David Brearley is the Chief Justice of the Supreme Court of New Jersey.  Sending the State’s chief executive and chief justice demonstrates the seriousness with which New Jersey is approaching the convention. He and Livingston have collaborated for many years, beginning with their avid support of the revolutionary cause. At one point Brearley was captured by the British and held for high treason, then freed by a band of patriots.  When hostilities broke out, he joined the New Jersey militia, rising from captain to colonel. 

Brearley led a modest life as a country lawyer until his appointment to the New Jersey Supreme Court in 1779.  He was only thirty-five years old.

It is rumored that William Pierce is waiting to receive his credentials before leaving New York where he is representing Georgia in the Continental Congress. Little is known about him except that he served as an aide-de-camp for General Nathanael Greene, rising to the rank of major, and that he has financial problems driven by business and personal debts.

This morning the Pennsylvania Journal and Weekly Advertiser printed a list of “the Delegates appointed the Federal Convention: the names of those who have already arrived in this City, are printed in italic.”  It notes that Connecticut was to have met “in the beginning of this month, at which time…their delegates would be appointed” and “Rhode Island has not made any appointment yet.”

The Journal’s report about Rhode Island is accurate according to the information it has.  However, the Journal is most likely unaware of a letter recently sent to “the Chairman of the General Convention” from “Several Gentlemen of Rhode Island,” signed by thirteen of them on behalf of “the Merchants, Tradesmen, etc.” Acknowledging the final decision of their State to decline sending delegates to the convention, the authors explained the purpose of their letter was “to prevent any impressions unfavorable to the commercial interest of this State, from taking place in our Sister States from the circumstance of our being unrepresented in the National Convention.” While they carefully avoided advocacy of any specific positions related to the impending deliberations, they do hope the convention’s efforts will “strengthen the Union, promote commerce, increase the power and establish the credit of the United States.” Sentiment in Rhode Island is very divided.
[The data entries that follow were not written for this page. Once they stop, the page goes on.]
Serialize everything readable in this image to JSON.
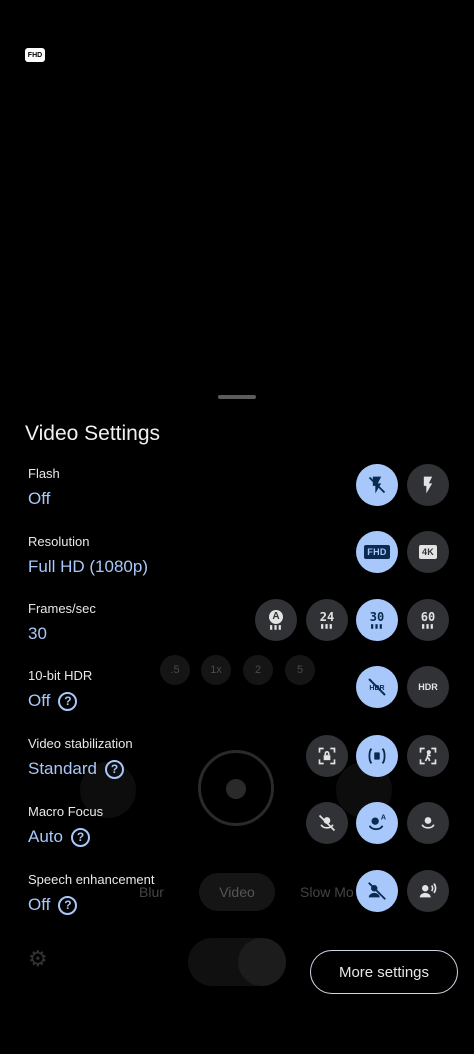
{
  "viewfinder": {
    "resolution_badge": "FHD"
  },
  "background": {
    "zoom_levels": [
      ".5",
      "1x",
      "2",
      "5"
    ],
    "modes": [
      "Blur",
      "Video",
      "Slow Mo"
    ]
  },
  "sheet": {
    "title": "Video Settings",
    "more_settings": "More settings",
    "rows": {
      "flash": {
        "label": "Flash",
        "value": "Off"
      },
      "resolution": {
        "label": "Resolution",
        "value": "Full HD (1080p)"
      },
      "fps": {
        "label": "Frames/sec",
        "value": "30"
      },
      "hdr": {
        "label": "10-bit HDR",
        "value": "Off"
      },
      "stabilization": {
        "label": "Video stabilization",
        "value": "Standard"
      },
      "macro": {
        "label": "Macro Focus",
        "value": "Auto"
      },
      "speech": {
        "label": "Speech enhancement",
        "value": "Off"
      }
    },
    "option_badges": {
      "fhd": "FHD",
      "4k": "4K",
      "auto": "A",
      "fps24": "24",
      "fps30": "30",
      "fps60": "60",
      "hdr": "HDR"
    }
  },
  "colors": {
    "accent": "#a8c7fa",
    "option_bg": "#303235",
    "background": "#000000"
  }
}
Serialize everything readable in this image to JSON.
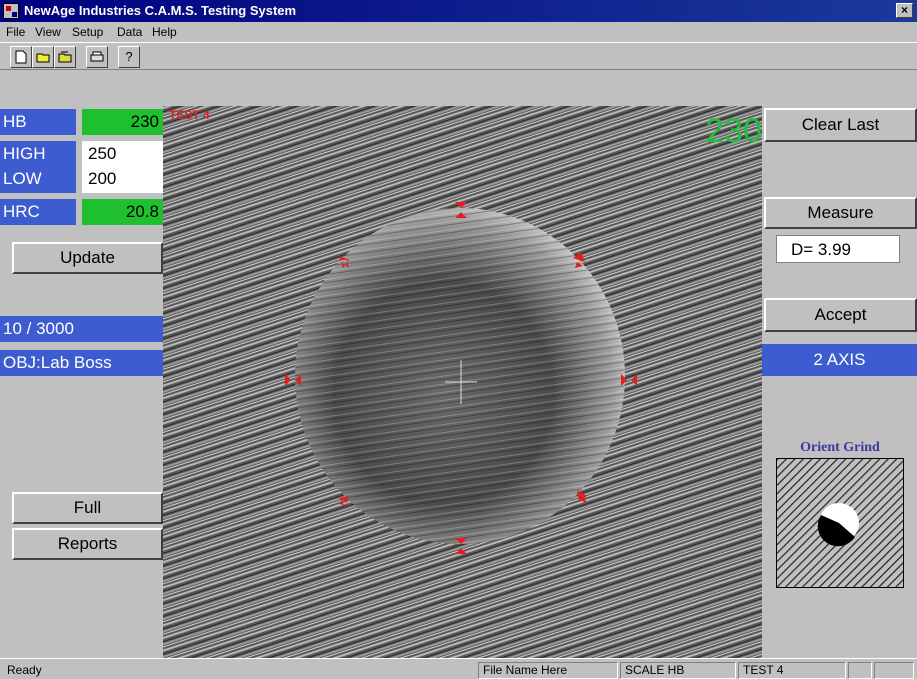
{
  "window": {
    "title": "NewAge Industries C.A.M.S. Testing System",
    "close_label": "×"
  },
  "menu": [
    "File",
    "View",
    "Setup",
    "Data",
    "Help"
  ],
  "toolbar": {
    "help_label": "?"
  },
  "left": {
    "hb_label": "HB",
    "hb_value": "230",
    "high_label": "HIGH",
    "high_value": "250",
    "low_label": "LOW",
    "low_value": "200",
    "hrc_label": "HRC",
    "hrc_value": "20.8",
    "update_label": "Update",
    "load_info": "10 / 3000",
    "objective_info": "OBJ:Lab Boss",
    "full_label": "Full",
    "reports_label": "Reports"
  },
  "image": {
    "reading": "230",
    "test_tag": "TEST 4"
  },
  "right": {
    "clear_last_label": "Clear Last",
    "measure_label": "Measure",
    "diameter_readout": "D=  3.99",
    "accept_label": "Accept",
    "axis_mode": "2 AXIS",
    "orient_grind_label": "Orient Grind"
  },
  "status": {
    "ready": "Ready",
    "file_name": "File Name Here",
    "scale": "SCALE HB",
    "test": "TEST 4"
  },
  "colors": {
    "label_blue": "#3d5ccf",
    "value_green": "#1fc02f",
    "reading_green": "#1fbf3a",
    "marker_red": "#e02020"
  }
}
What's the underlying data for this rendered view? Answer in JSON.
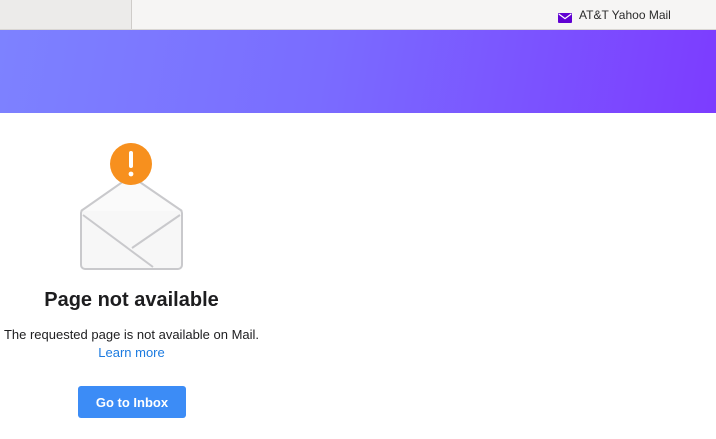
{
  "browser": {
    "tab_title": "AT&T Yahoo Mail",
    "tab_icon": "mail-envelope-icon"
  },
  "colors": {
    "header_gradient_start": "#7d82ff",
    "header_gradient_end": "#7c3cff",
    "alert_orange": "#f7901e",
    "link_blue": "#1c7be0",
    "button_blue": "#3c8cf6"
  },
  "error": {
    "icon": "open-envelope-alert-icon",
    "alert_glyph": "!",
    "title": "Page not available",
    "description": "The requested page is not available on Mail.",
    "learn_more_label": "Learn more",
    "button_label": "Go to Inbox"
  }
}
Local newspapers have heralded the convention since it was announced the convention would be held here in Philadelphia rather than New York City.  On May 11, the Journal signaled the importance of the event: “As the time approaches for opening the business of the Federal Convention, it is natural that every lover of his country should experience some anxiety for the fate of an expedient so necessary, yet so precarious.  Upon the event of this great council, indeed, depends everything that can be essential to the dignity and stability of the National character…All the fortunes of the future are involved in this momentous undertaking.”

Yesterday, the Pennsylvania Mercury began publishing excerpts of volume one of John Adams’s recently published “Defence of the Constitutions of Government of the United States of America” and will continue every Friday hereafter. The first of a three-volume work, it surveys ancient and modern forms of government, venturing beyond theory into practical politics, including identifying “a defect and a misfortune natural to every democratical constitution,” that is, “the reluctance of citizens” to exercise their civic obligations.

Adams knew his work would stir controversy.  He was correct.  Thomas Jefferson agrees with parts of it but concludes it “would do great good in America. It’s learning and it’s good sense.” David Ramsey, learned friend and historian wishes “the sentiments were graven on the heart of every legislator in the United States.” But James Madison is not impressed.  “Men of learning find nothing new in it,” he quipped. “Men of taste many things to criticize.”

Coverage of the convention by newspapers from New Hampshire to Georgia will keep the people informed, but they will rely much on our own newspapers here in Philadelphia.